In fact, this shift has been apparent for some years. The public relations outcome is the Shanghai Cooperation Organization. But it contains many substantive business initiatives too. China already has an oil pipeline linking up to Kazakhstan, completed in 2005, with an annual import of some ten million tonnes of crude. It has a potential capacity to go up to 20 million tonnes upon completion of its second phase, as envisaged in China’s 12th Five-Year Plan.

Another one is a gas pipeline running from Turkmenistan to China, importing some 30 billion cubic meters of natural gas. PetroChina is now laying another oil pipeline to Myanmar. Estimated capacity is 22 million tonnes with supplies coming from the Middle East and Africa.

There is another oil pipeline running from Skovorodino in Siberia to Daqing, China’s oldest petroleum base made popular by Mao’s Cultural Revolution.

Together, these facilities could provide up to 57 million tonnes of crude and over 70 billion cubic meters of gas, sharply reducing China’s dependence on the sea route. At present, nearly 80 percent of oil imports have to go through Malacca.

An interesting fact is that the continuation of this trend is likely to have uneven effects on the three oil giants. All of the above-mentioned routes are either constructed, operated or financed by or involving PetroChina.

As far as gas is concerned, readers would know that an alternative to pipeline transport is by shipment of its liquefied form called LNG. It requires purpose-built receiving and processing facilities at port. (Not long ago CLP of Hong Kong had urged the local government to allow it to construct an LNG terminal, but was turned down.) PetroChina has stakes in some of these LNG facilities. But LNG transport would allow for more participation of other companies such as Sinopec in this market.

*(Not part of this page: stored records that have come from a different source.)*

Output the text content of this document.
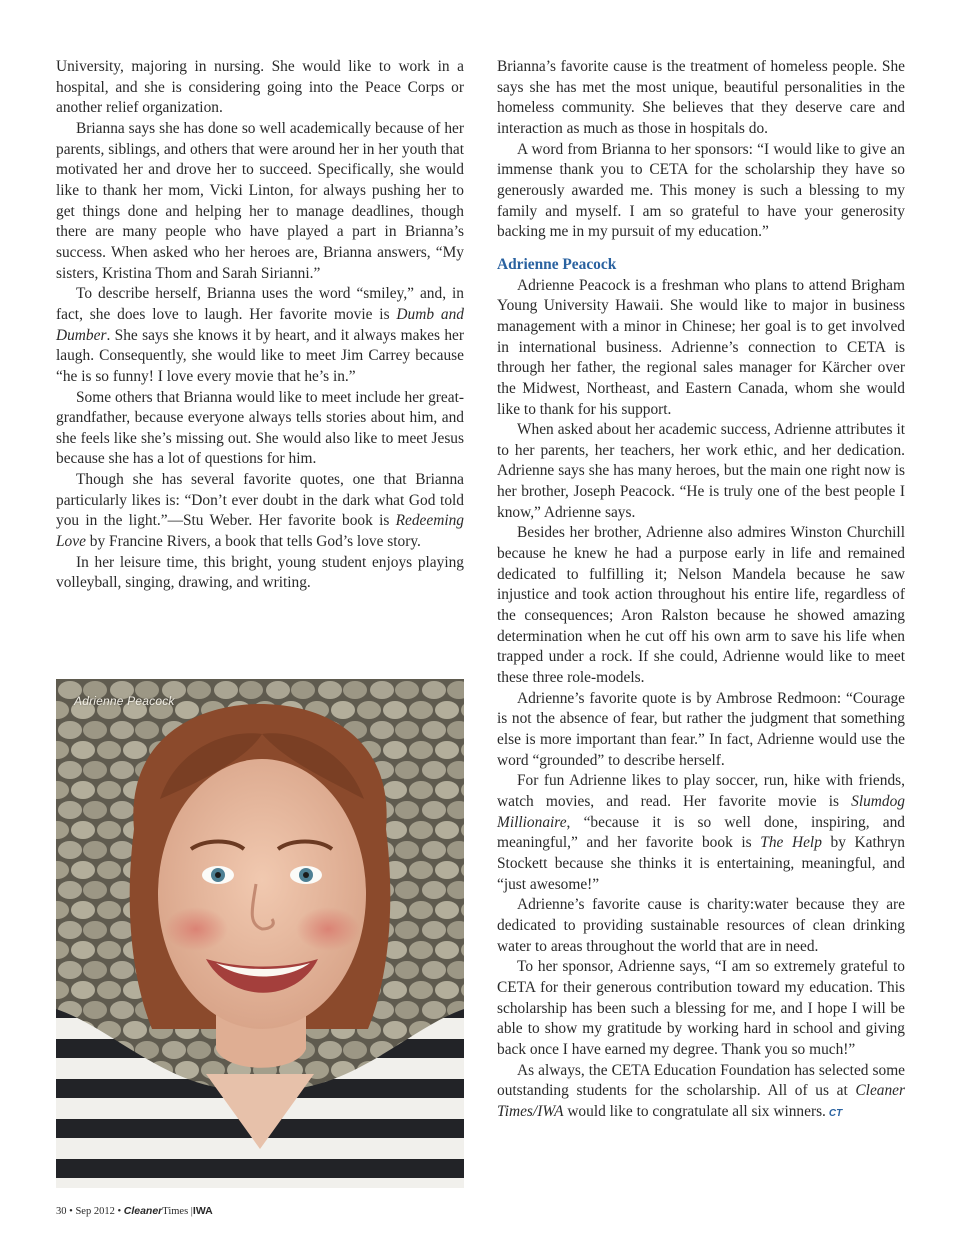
University, majoring in nursing. She would like to work in a hospital, and she is considering going into the Peace Corps or another relief organization.

Brianna says she has done so well academically because of her parents, siblings, and others that were around her in her youth that motivated her and drove her to succeed. Specifically, she would like to thank her mom, Vicki Linton, for always pushing her to get things done and helping her to manage deadlines, though there are many people who have played a part in Brianna’s success. When asked who her heroes are, Brianna answers, “My sisters, Kristina Thom and Sarah Sirianni.”

To describe herself, Brianna uses the word “smiley,” and, in fact, she does love to laugh. Her favorite movie is Dumb and Dumber. She says she knows it by heart, and it always makes her laugh. Consequently, she would like to meet Jim Carrey because “he is so funny! I love every movie that he’s in.”

Some others that Brianna would like to meet include her great-grandfather, because everyone always tells stories about him, and she feels like she’s missing out. She would also like to meet Jesus because she has a lot of questions for him.

Though she has several favorite quotes, one that Brianna particularly likes is: “Don’t ever doubt in the dark what God told you in the light.”—Stu Weber. Her favorite book is Redeeming Love by Francine Rivers, a book that tells God’s love story.

In her leisure time, this bright, young student enjoys playing volleyball, singing, drawing, and writing.

Adrienne Peacock

Brianna’s favorite cause is the treatment of homeless people. She says she has met the most unique, beautiful personalities in the homeless community. She believes that they deserve care and interaction as much as those in hospitals do.

A word from Brianna to her sponsors: “I would like to give an immense thank you to CETA for the scholarship they have so generously awarded me. This money is such a blessing to my family and myself. I am so grateful to have your generosity backing me in my pursuit of my education.”

Adrienne Peacock

Adrienne Peacock is a freshman who plans to attend Brigham Young University Hawaii. She would like to major in business management with a minor in Chinese; her goal is to get involved in international business. Adrienne’s connection to CETA is through her father, the regional sales manager for Kärcher over the Midwest, Northeast, and Eastern Canada, whom she would like to thank for his support.

When asked about her academic success, Adrienne attributes it to her parents, her teachers, her work ethic, and her dedication. Adrienne says she has many heroes, but the main one right now is her brother, Joseph Peacock. “He is truly one of the best people I know,” Adrienne says.

Besides her brother, Adrienne also admires Winston Churchill because he knew he had a purpose early in life and remained dedicated to fulfilling it; Nelson Mandela because he saw injustice and took action throughout his entire life, regardless of the consequences; Aron Ralston because he showed amazing determination when he cut off his own arm to save his life when trapped under a rock. If she could, Adrienne would like to meet these three role-models.

Adrienne’s favorite quote is by Ambrose Redmoon: “Courage is not the absence of fear, but rather the judgment that something else is more important than fear.” In fact, Adrienne would use the word “grounded” to describe herself.

For fun Adrienne likes to play soccer, run, hike with friends, watch movies, and read. Her favorite movie is Slumdog Millionaire, “because it is so well done, inspiring, and meaningful,” and her favorite book is The Help by Kathryn Stockett because she thinks it is entertaining, meaningful, and “just awesome!”

Adrienne’s favorite cause is charity:water because they are dedicated to providing sustainable resources of clean drinking water to areas throughout the world that are in need.

To her sponsor, Adrienne says, “I am so extremely grateful to CETA for their generous contribution toward my education. This scholarship has been such a blessing for me, and I hope I will be able to show my gratitude by working hard in school and giving back once I have earned my degree. Thank you so much!”

As always, the CETA Education Foundation has selected some outstanding students for the scholarship. All of us at Cleaner Times/IWA would like to congratulate all six winners. CT

30 • Sep 2012 • CleanerTimes |IWA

Whatever the case, the plan of energy diversification is not without its own problems. As a business, the prime issue is price. The Russians already had disputes with the Chinese over the levy on pipeline oil transport. It is reported that they ran into similar problem over future gas supply. The Germans had a very bitter recent experience over tariffs when Putin threatened to turn off gas supply in winter. No doubt the Chinese leadership must be well aware of the risk involved in the coming visit.

L K Shiu is a part-time lecturer at Chinese University and a public affairs consultant. He worked as an administrative officer in the Hong Kong Government.